Pregnant women with vitamin D deficiencies are more likely than other expectant moms to deliver their babies via cesarean section.
"Women with a vitamin D deficiency were almost 4 times more likely to have a cesarean than those with [normal] vitamin D levels," says senior study author Anne Merewood, an assistant pediatrics professor at Boston University School of Medicine. "Vitamin D is definitely involved in muscle strength…. contractions of the uterus [which is made of smooth muscle] may not be performing as well as they could be," making it difficult for the woman to help push the baby out herself.
This research was actually part of a larger study (the findings of which are yet to be published) of the prevalence of vitamin D deficiencies among women of childbearing age. Merewood told ScientificAmerican.com that 156 (36 percent) of the 433 women in the larger study were found to be vitamin D deficient and 100 (23 percent) severely deficient. This translates into a potentially major public health problem, as vitamin D deficiency was recently linked to a number of chronic diseases, including cancer and multiple sclerosis.

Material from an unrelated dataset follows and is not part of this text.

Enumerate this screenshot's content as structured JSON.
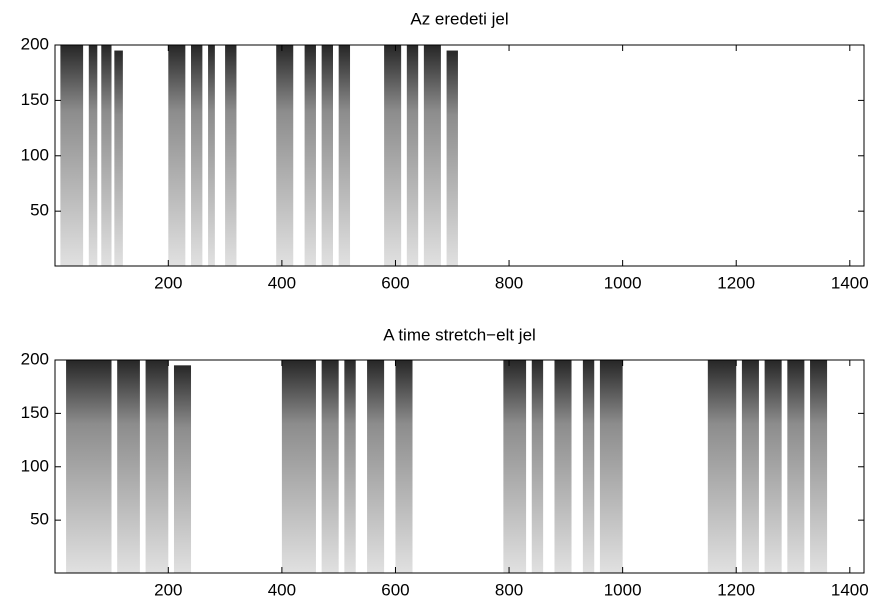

Merewood's advice to pregnant women: Be careful in the sun but be sure to get some exposure since its rays help produce vitamin D in the body. She says that women should consider drinking vitamin D-fortified milk, taking vitamin D supplements and, for those at high risk (women with minimal sun exposure or dark-skinned women living at high latitudes) asking their docs for blood tests to make sure they're not deficient in the bone and muscle-building vitamin.
But no need to panic, says Daniel Hirsch, an assistant pediatrics prof at the Robert Wood Johnson Medical School in Somerville, N.J.
"There could be multiple reasons that are combining to explain why they happened to find an association between . . . C-sections and vitamin D deficiency," he says. "Maybe the moms who had lower [vitamin] D levels happened to be delivered by OBs [obstetrician-gynecologists] who themselves are more likely to section a woman." Hirsh says that more large-scale studies with are needed to verify this apparent link between vitamin D deficiency and C-sections.
In this study, researchers tested the vitamin D levels of healthy pregnant women within 72 hours of delivering; 43 (17 percent) of them had first-time C-sections (those with prior C-sections were eliminated from the study, because they are more likely to have repeat such deliveries).